Introducing a parallel currency in Greece could be an answer. Three years ago, Thomas Mayer was one of several economists who proposed this solution. Mayer, who was Deutsche Bank's chief economist back then, suggested creating the "geuro," a currency that would be used to meet the government's financial obligations within Greece.
"Based on the latest opinion polls, the Greek election could result in a highly confused outcome, with the new government being unable or unwilling to meet any budgetary terms acceptable to the Troika, but also unwilling to leave the euro voluntarily," Mayer wrote three years ago.
It took the Greek drama longer to materialize than Mayer had anticipated, but his words were prescient in light of events since Alexis Tsipras' election victory in late January of this year.
"The path of least resistance could be a stop to financial assistance to the Greek government, and the continuation of payments for debt service and the stabilization of the Greek banks in a European Bad Bank," Mayer wrote in a 2010 research paper titled "The Geuro: A parallel currency for Greece?".
"In this case, a Greek parallel currency to the euro (which we dub the "Geuro") could emerge when the government issues IOUs to meet current payment obligations," Mayer wrote.
New drachma, or "geuro"?
Greece could still, with the help of its EU creditors, pay its sovereign debt in euros and stay in the euro group.
But by introducting a new domestic parallel currency, which would quickly drop in value compared to the euro, the country would be able to boost its competitive edge, stimulate exports, and kick-start the tourism industry - without being forced to leave the European single currency.
Later on, Mayer concludes, Greek authorities could stabilize the exchange rate of its parallel currency with prudent fiscal policy and structural reforms, keeping the door open for a full return to the euro family when conditions are ripe.
Since Mayer put forward his proposal in 2010, more and more financial pundits have come to agree that a parallel currency is a good idea for Greece. The German business daily "Handelsblatt" has quoted the president of the German Institute for Economic Research (DIW), Marcel Fratzscher; DZ Bank's chief economist, Stefan Bielmeier; and the director of the Cologne Institute for Economic Research (IW), Michael Hüther, as experts who think the introduction of a parallel currency in Greece could be one of the outcomes of the Greek debt crisis.
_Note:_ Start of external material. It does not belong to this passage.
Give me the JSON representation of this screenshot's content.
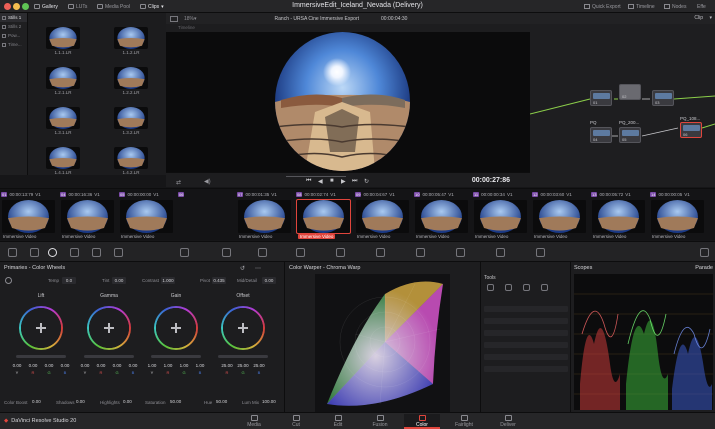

Support from a Nobel Prize laureate
Christofer Pissarides, a Greek Cypriot economist, was awarded the Swedish Central Bank's Riksbank Prize in Economic Sciences in Memory of Alfred Nobel in 2010.
In an interview with Greek television channel NERIT last week, Pissarides supported the idea of introducing a parallel currency in order to keep the country in the eurozone. He admitted that the measure would be a "less-than-ideal solution," one to be utilized in the event the Greek government could not meet wage and pension obligations in the near future.
"Greece could issue a certain type of security that could evolve into a new parallel currency," Pissarides was quoted as saying by the German Press Agency (dpa). Born in Cyprus into a Greek-Cypriot family, Pissarides has been teaching labor market economics at the London School of Economics since 1976.
While talks between international creditors and the Greek government are still underway, the European Central Bank (ECB) is keeping Greek banks alive with short term Emergency Liquidity Assistance (ELA).
In the last three months, Greek bank customers have withdrawn an estimated 20 billion euros ($21.6 billion) from their accounts.